Late last month, a story in Reuters’ Point Carbon ran under the headline, “California Governor Backs Carbon Market.” The state’s Air Resources Board recently completed a legal analysis comparing cap-and-trade with other alternatives. The board will vote on the analysis at its August 24 hearing and is widely expected to reaffirm cap-and-trade as the “preferred regulatory approach over a carbon tax or a mix of policies.” 

Other recent developments further bolster the case for cap-and-trade.  A study and article in the Energy Journal entitled, “Inducing Clean Technology in the Electricity Sector: Tradable Permits or Carbon Tax Policies?“, favorably compares cap-and-trade to a carbon tax.

The study conducted by UC-Merced and the University of New South Wales found that cap-and-trade will “trigger adoption of clean technologies at a considerably lower level of carbon prices” compared with a tax system. The authors used various models to test a scenario in which a small firm that owns a coal-fired plant considers investing in clean technology to provide electricity for its customers.

A savvy climate blogger who writes for Grist covered the study under the headline, “Cap-and-trade could spur faster cleantech investment than carbon tax.” He concludes that clean tech investment happens faster in the short term when you have a cap-and-trade system in place, in part because volatility in future permit prices will likely induce suppliers (such as the owner of the coal-fired power plant) to take early actions to hedge against carbon risks.

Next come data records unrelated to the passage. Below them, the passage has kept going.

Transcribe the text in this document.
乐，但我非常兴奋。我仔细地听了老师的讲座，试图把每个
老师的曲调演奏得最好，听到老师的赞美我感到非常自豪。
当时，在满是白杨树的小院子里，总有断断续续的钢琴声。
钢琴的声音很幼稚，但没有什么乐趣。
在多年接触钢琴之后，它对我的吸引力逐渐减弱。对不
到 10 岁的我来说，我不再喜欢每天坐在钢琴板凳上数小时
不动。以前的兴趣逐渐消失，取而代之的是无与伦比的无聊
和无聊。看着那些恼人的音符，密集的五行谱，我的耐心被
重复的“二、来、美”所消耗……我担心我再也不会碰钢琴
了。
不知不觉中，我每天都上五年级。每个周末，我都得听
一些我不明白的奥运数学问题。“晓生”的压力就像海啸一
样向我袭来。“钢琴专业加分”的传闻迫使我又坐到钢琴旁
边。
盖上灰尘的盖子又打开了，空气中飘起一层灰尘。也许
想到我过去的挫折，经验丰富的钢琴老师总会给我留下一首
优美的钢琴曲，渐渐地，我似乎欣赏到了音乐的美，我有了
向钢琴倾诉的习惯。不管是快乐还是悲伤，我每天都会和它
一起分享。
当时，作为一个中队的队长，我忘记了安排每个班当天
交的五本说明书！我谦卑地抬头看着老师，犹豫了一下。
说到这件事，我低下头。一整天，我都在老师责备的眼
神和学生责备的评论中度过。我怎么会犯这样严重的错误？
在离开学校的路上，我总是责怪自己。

A second piece, “The case for cap-and-trade“, was published by the Property and Environment Research Center. It made the point that, “Reducing excessive pollution is a legitimate purpose of government, but the guiding principle should be to do so in the least obtrusive, least heavy-handed way possible.” The authors point out that market-based approaches have three advantages over command-and-control regulations:

  1. They create flexibility in who cuts pollution. Industrial facilities that find it easy to reduce emissions can save money by making extra cuts and selling unused pollution rights, while those facing steep abatement costs can pollute more.
  2. Market-based approaches create flexibility in how cuts are made. Plant managers, who know their business better than anybody in Washington, are given freedom to make the cuts however they choose. 
  3. Market-based approaches create incentives for entrepreneurs to find ways to reduce pollution more efficiently.

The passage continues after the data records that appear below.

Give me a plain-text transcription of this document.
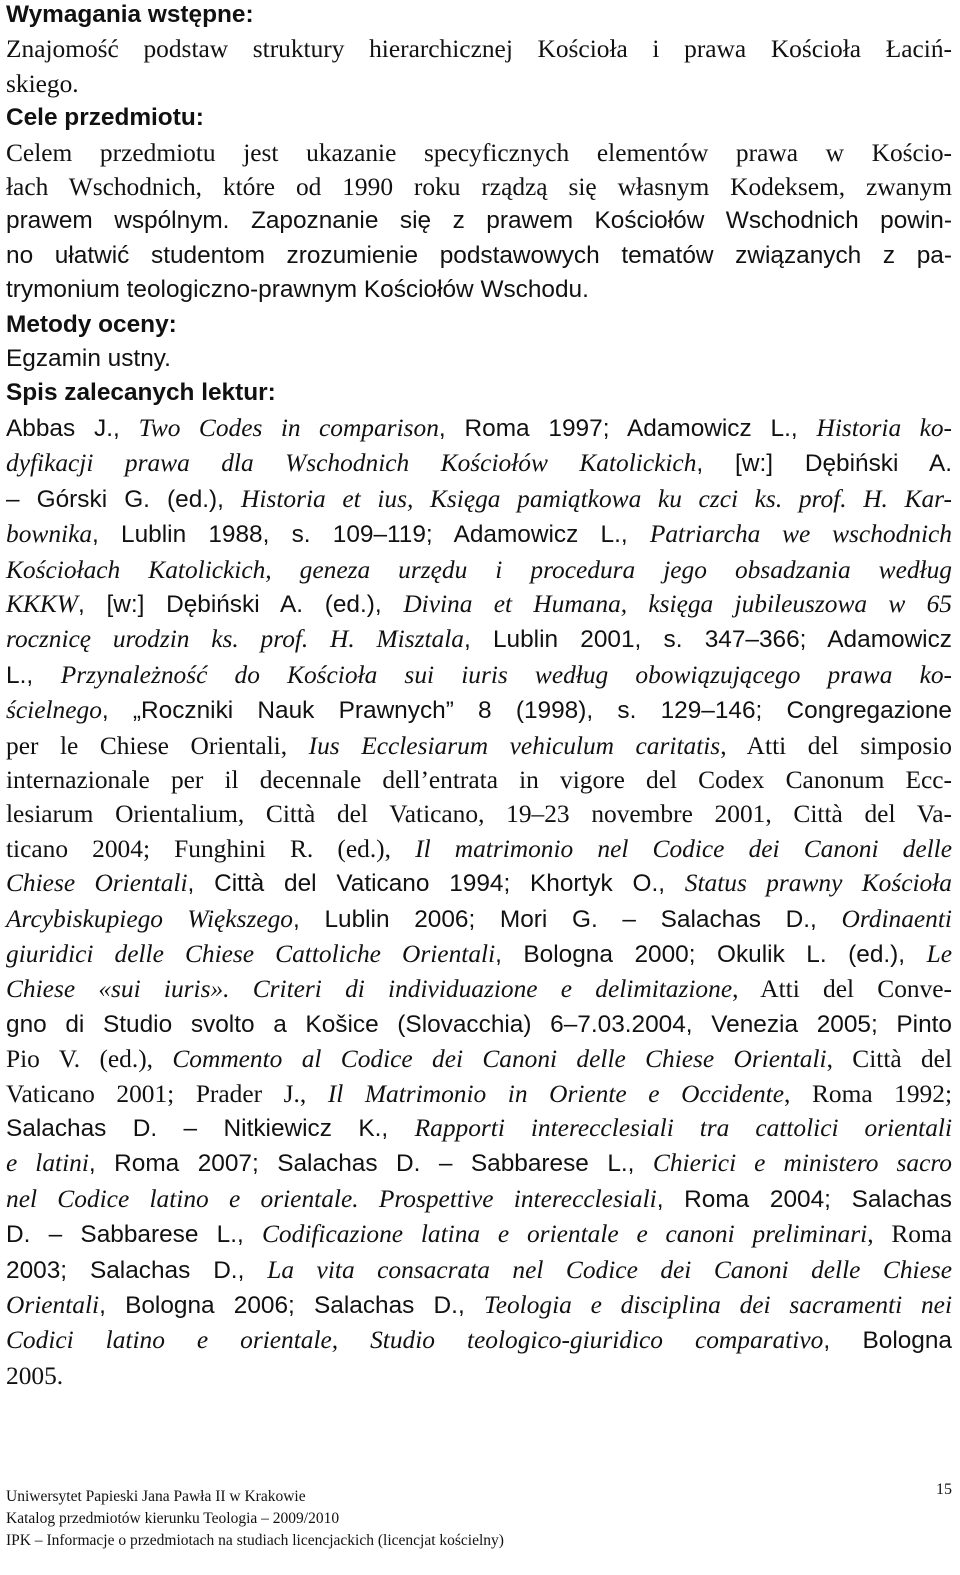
Wymagania wstępne:
Znajomość podstaw struktury hierarchicznej Kościoła i prawa Kościoła Łaciń-
skiego.
Cele przedmiotu:
Celem przedmiotu jest ukazanie specyficznych elementów prawa w Kościo-
łach Wschodnich, które od 1990 roku rządzą się własnym Kodeksem, zwanym
prawem wspólnym. Zapoznanie się z prawem Kościołów Wschodnich powin-
no ułatwić studentom zrozumienie podstawowych tematów związanych z pa-
trymonium teologiczno-prawnym Kościołów Wschodu.
Metody oceny:
Egzamin ustny.
Spis zalecanych lektur:
Abbas J., Two Codes in comparison, Roma 1997; Adamowicz L., Historia ko-
dyfikacji prawa dla Wschodnich Kościołów Katolickich, [w:] Dębiński A.
– Górski G. (ed.), Historia et ius, Księga pamiątkowa ku czci ks. prof. H. Kar-
bownika, Lublin 1988, s. 109–119; Adamowicz L., Patriarcha we wschodnich
Kościołach Katolickich, geneza urzędu i procedura jego obsadzania według
KKKW, [w:] Dębiński A. (ed.), Divina et Humana, księga jubileuszowa w 65
rocznicę urodzin ks. prof. H. Misztala, Lublin 2001, s. 347–366; Adamowicz
L., Przynależność do Kościoła sui iuris według obowiązującego prawa ko-
ścielnego, „Roczniki Nauk Prawnych” 8 (1998), s. 129–146; Congregazione
per le Chiese Orientali, Ius Ecclesiarum vehiculum caritatis, Atti del simposio
internazionale per il decennale dell’entrata in vigore del Codex Canonum Ecc-
lesiarum Orientalium, Città del Vaticano, 19–23 novembre 2001, Città del Va-
ticano 2004; Funghini R. (ed.), Il matrimonio nel Codice dei Canoni delle
Chiese Orientali, Città del Vaticano 1994; Khortyk O., Status prawny Kościoła
Arcybiskupiego Większego, Lublin 2006; Mori G. – Salachas D., Ordinaenti
giuridici delle Chiese Cattoliche Orientali, Bologna 2000; Okulik L. (ed.), Le
Chiese «sui iuris». Criteri di individuazione e delimitazione, Atti del Conve-
gno di Studio svolto a Košice (Slovacchia) 6–7.03.2004, Venezia 2005; Pinto
Pio V. (ed.), Commento al Codice dei Canoni delle Chiese Orientali, Città del
Vaticano 2001; Prader J., Il Matrimonio in Oriente e Occidente, Roma 1992;
Salachas D. – Nitkiewicz K., Rapporti interecclesiali tra cattolici orientali
e latini, Roma 2007; Salachas D. – Sabbarese L., Chierici e ministero sacro
nel Codice latino e orientale. Prospettive interecclesiali, Roma 2004; Salachas
D. – Sabbarese L., Codificazione latina e orientale e canoni preliminari, Roma
2003; Salachas D., La vita consacrata nel Codice dei Canoni delle Chiese
Orientali, Bologna 2006; Salachas D., Teologia e disciplina dei sacramenti nei
Codici latino e orientale, Studio teologico-giuridico comparativo, Bologna
2005.
15
Uniwersytet Papieski Jana Pawła II w Krakowie
Katalog przedmiotów kierunku Teologia – 2009/2010
IPK – Informacje o przedmiotach na studiach licencjackich (licencjat kościelny)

The article ends by saying that, “Whatever their feelings about applying it to carbon, conservatives and free market liberals alike can cheer the cap-and- trade approach to pollution as a victory for their ideals.”

California’s cap-and-trade system, which begins in 2013, applies many of these lessons and should serve as the model for innovative, market-based environmental policies in the future. California officials recently pushed back enforcement of the cap-and-trade by one year, giving the state more time to hone the regulation while keeping its environmental and economic goals (and resulting benefits) completely intact.